Song Zhang, assistant professor of mechanical engineering, has been awarded a National Science Foundation grant to explore solutions for a growing need in manufacturing industries: a fast, accurate, and reliable way of inspecting parts.
The $200,000 grant will fund research to develop a high-speed 3D metrology method that can take real-time optical measurements of parts during the manufacturing process, streamlining inspections processes that are often mandated by government regulation.

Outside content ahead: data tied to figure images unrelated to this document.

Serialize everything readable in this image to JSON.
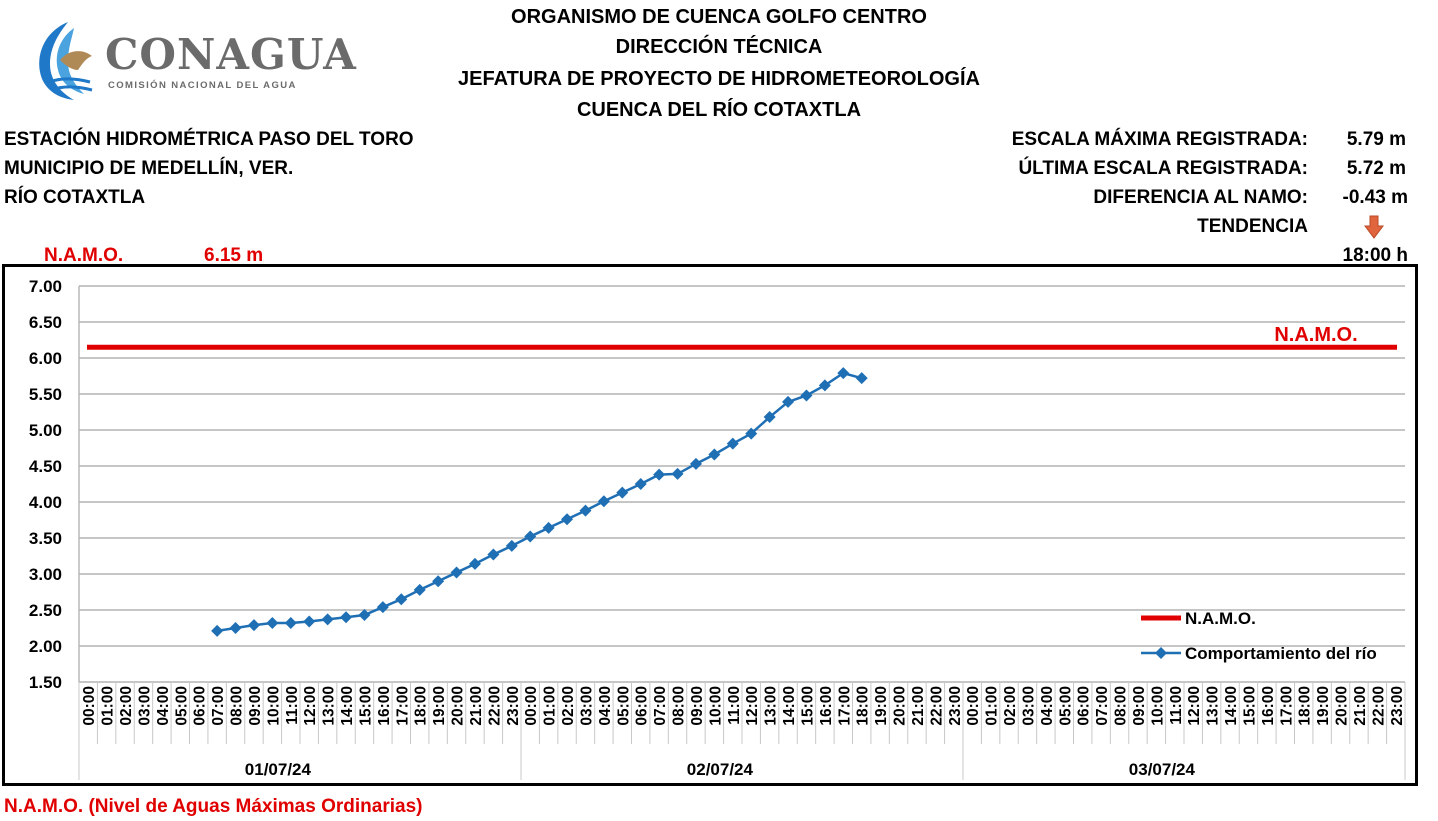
{
  "logo": {
    "name": "CONAGUA",
    "subtitle": "COMISIÓN NACIONAL DEL AGUA"
  },
  "header": {
    "line1": "ORGANISMO DE CUENCA GOLFO CENTRO",
    "line2": "DIRECCIÓN TÉCNICA",
    "line3": "JEFATURA DE PROYECTO DE HIDROMETEOROLOGÍA",
    "line4": "CUENCA DEL RÍO COTAXTLA"
  },
  "station": {
    "name": "ESTACIÓN HIDROMÉTRICA PASO DEL TORO",
    "municipality": "MUNICIPIO DE MEDELLÍN, VER.",
    "river": "RÍO COTAXTLA"
  },
  "stats": {
    "max_label": "ESCALA MÁXIMA REGISTRADA:",
    "max_value": "5.79 m",
    "last_label": "ÚLTIMA ESCALA REGISTRADA:",
    "last_value": "5.72 m",
    "diff_label": "DIFERENCIA AL NAMO:",
    "diff_value": "-0.43 m",
    "trend_label": "TENDENCIA",
    "trend_icon": "arrow-down-icon",
    "trend_color": "#e0643c",
    "time": "18:00 h"
  },
  "namo": {
    "label": "N.A.M.O.",
    "value": "6.15 m",
    "color": "#e00000"
  },
  "footnote": "N.A.M.O. (Nivel de Aguas Máximas Ordinarias)",
  "chart_data": {
    "type": "line",
    "ylim": [
      1.5,
      7.0
    ],
    "yticks": [
      "7.00",
      "6.50",
      "6.00",
      "5.50",
      "5.00",
      "4.50",
      "4.00",
      "3.50",
      "3.00",
      "2.50",
      "2.00",
      "1.50"
    ],
    "ytick_values": [
      7.0,
      6.5,
      6.0,
      5.5,
      5.0,
      4.5,
      4.0,
      3.5,
      3.0,
      2.5,
      2.0,
      1.5
    ],
    "hours": [
      "00:00",
      "01:00",
      "02:00",
      "03:00",
      "04:00",
      "05:00",
      "06:00",
      "07:00",
      "08:00",
      "09:00",
      "10:00",
      "11:00",
      "12:00",
      "13:00",
      "14:00",
      "15:00",
      "16:00",
      "17:00",
      "18:00",
      "19:00",
      "20:00",
      "21:00",
      "22:00",
      "23:00"
    ],
    "days": [
      "01/07/24",
      "02/07/24",
      "03/07/24"
    ],
    "grid": true,
    "legend_position": "bottom-right",
    "namo_label": "N.A.M.O.",
    "series": [
      {
        "name": "N.A.M.O.",
        "color": "#e00000",
        "constant": 6.15
      },
      {
        "name": "Comportamiento del río",
        "color": "#1f6fb5",
        "start_index": 7,
        "values": [
          2.21,
          2.25,
          2.29,
          2.32,
          2.32,
          2.34,
          2.37,
          2.4,
          2.43,
          2.54,
          2.65,
          2.78,
          2.9,
          3.02,
          3.14,
          3.27,
          3.39,
          3.52,
          3.64,
          3.76,
          3.88,
          4.01,
          4.13,
          4.25,
          4.38,
          4.39,
          4.53,
          4.66,
          4.81,
          4.95,
          5.18,
          5.39,
          5.48,
          5.62,
          5.79,
          5.72
        ]
      }
    ]
  }
}
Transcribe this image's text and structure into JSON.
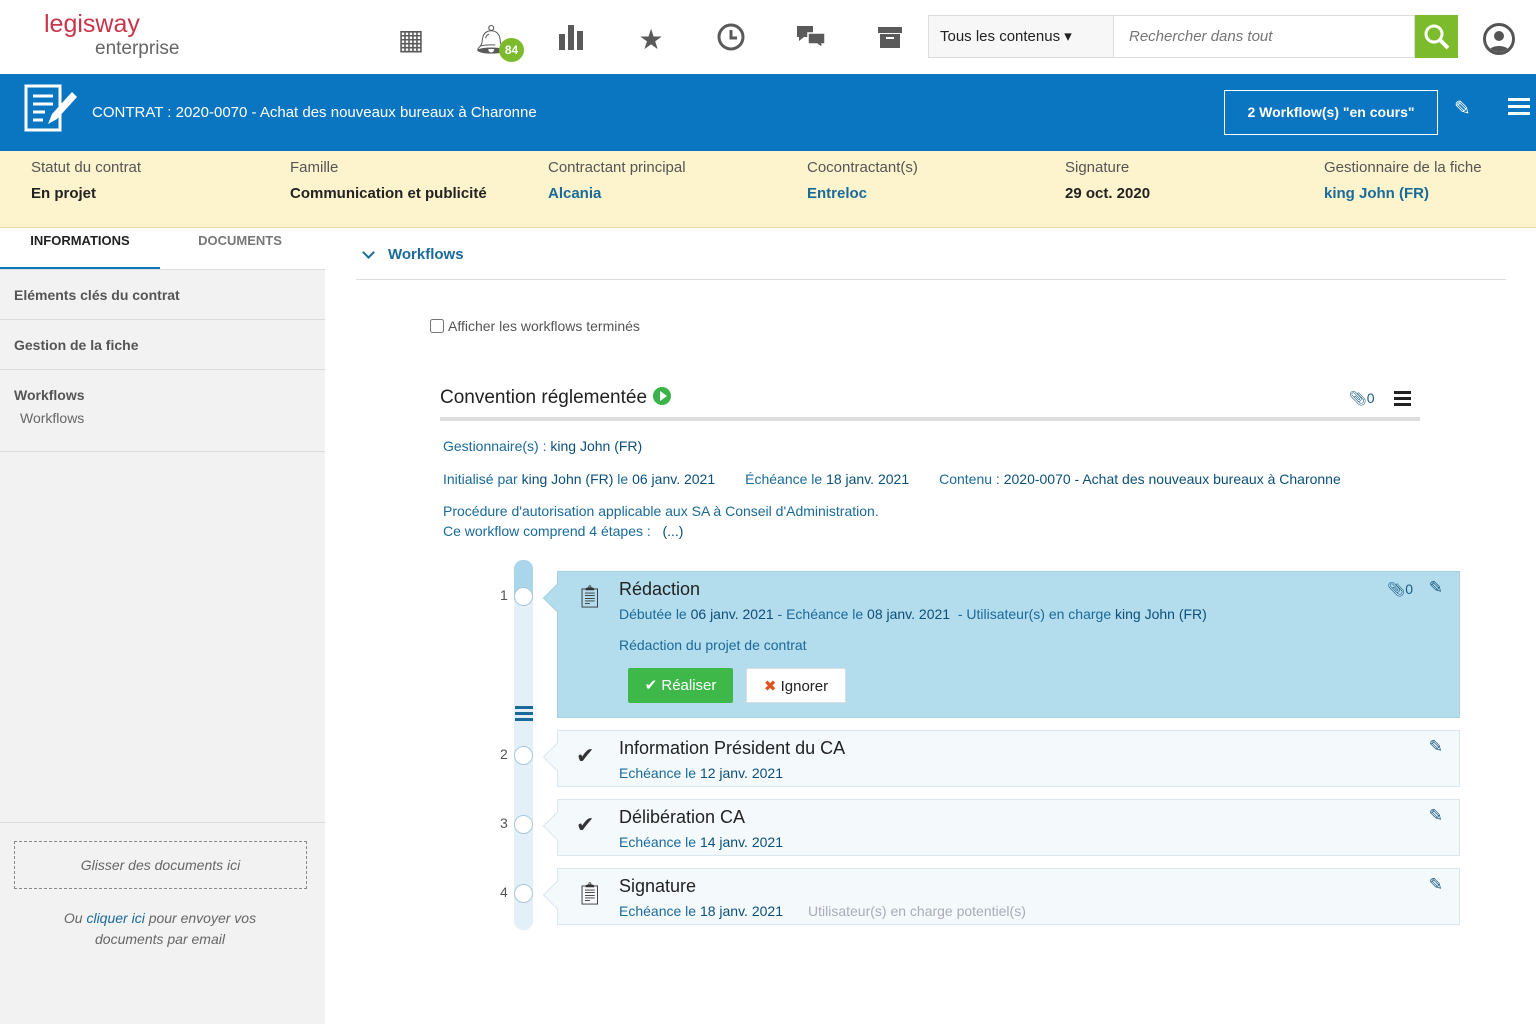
{
  "logo": {
    "line1": "legisway",
    "line2": "enterprise"
  },
  "topbar": {
    "notifications_count": "84",
    "scope_select": "Tous les contenus ▾",
    "search_placeholder": "Rechercher dans tout"
  },
  "header": {
    "title": "CONTRAT : 2020-0070 - Achat des nouveaux bureaux à Charonne",
    "workflows_button": "2 Workflow(s) \"en cours\""
  },
  "info": [
    {
      "label": "Statut du contrat",
      "value": "En projet"
    },
    {
      "label": "Famille",
      "value": "Communication et publicité"
    },
    {
      "label": "Contractant principal",
      "value": "Alcania"
    },
    {
      "label": "Cocontractant(s)",
      "value": "Entreloc"
    },
    {
      "label": "Signature",
      "value": "29 oct. 2020"
    },
    {
      "label": "Gestionnaire de la fiche",
      "value": "king John (FR)"
    }
  ],
  "sidebar": {
    "tabs": [
      "INFORMATIONS",
      "DOCUMENTS"
    ],
    "items": [
      "Eléments clés du contrat",
      "Gestion de la fiche",
      "Workflows"
    ],
    "subitem": "Workflows",
    "drop": "Glisser des documents ici",
    "mail_prefix": "Ou ",
    "mail_link": "cliquer ici",
    "mail_suffix": " pour envoyer vos documents par email"
  },
  "main": {
    "section": "Workflows",
    "show_finished": "Afficher les workflows terminés",
    "workflow": {
      "title": "Convention réglementée",
      "attachments": "0",
      "manager_label": "Gestionnaire(s) : ",
      "manager": "king John (FR)",
      "init_label": "Initialisé par ",
      "init_by": "king John (FR)",
      "init_le": " le ",
      "init_date": "06 janv. 2021",
      "due_label": "Échéance le ",
      "due_date": "18 janv. 2021",
      "content_label": "Contenu : ",
      "content": "2020-0070 - Achat des nouveaux bureaux à Charonne",
      "desc1": "Procédure d'autorisation applicable aux SA à Conseil d'Administration.",
      "desc2": "Ce workflow comprend 4 étapes :",
      "more": "(...)"
    },
    "steps": [
      {
        "num": "1",
        "title": "Rédaction",
        "started_label": "Débutée le ",
        "started": "06 janv. 2021",
        "due_label": " - Echéance le ",
        "due": "08 janv. 2021",
        "user_label": "  - Utilisateur(s) en charge ",
        "user": "king John (FR)",
        "desc": "Rédaction du projet de contrat",
        "attachments": "0",
        "do": "Réaliser",
        "ignore": "Ignorer"
      },
      {
        "num": "2",
        "title": "Information Président du CA",
        "due_label": "Echéance le ",
        "due": "12 janv. 2021"
      },
      {
        "num": "3",
        "title": "Délibération CA",
        "due_label": "Echéance le ",
        "due": "14 janv. 2021"
      },
      {
        "num": "4",
        "title": "Signature",
        "due_label": "Echéance le ",
        "due": "18 janv. 2021",
        "user_note": "Utilisateur(s) en charge potentiel(s)"
      }
    ]
  }
}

Traditionally, Zhang explained, when manufacturers make parts only a sampling of them is inspected.
“The samples are perhaps one or two percent of the total,” Zhang said. “They inspect a sample, and then a statistical analysis tells them that, within a certain degree of probability, all the parts are good.”
Stricter government regulations will soon be requiring aerospace industries to inspect 100 percent of their manufacturing product.
“We want to find out if we can find a partial replacement for the coordinate measuring machine (CMM), which is a very slow, very expensive device and the current method for measuring manufacturing samples,” Zhang said. “If inspections can be done as part of the production line, optically instead of a sensor physically touching the object, we can complete inspections in milliseconds.”
Zhang expects the technology to have other industrial applications as well.
The research is a continuation of Zhang’s work to create high-resolution, superfast imaging and sensing technologies, which have applications in industry, medicine, security, biometrics, and entertainment.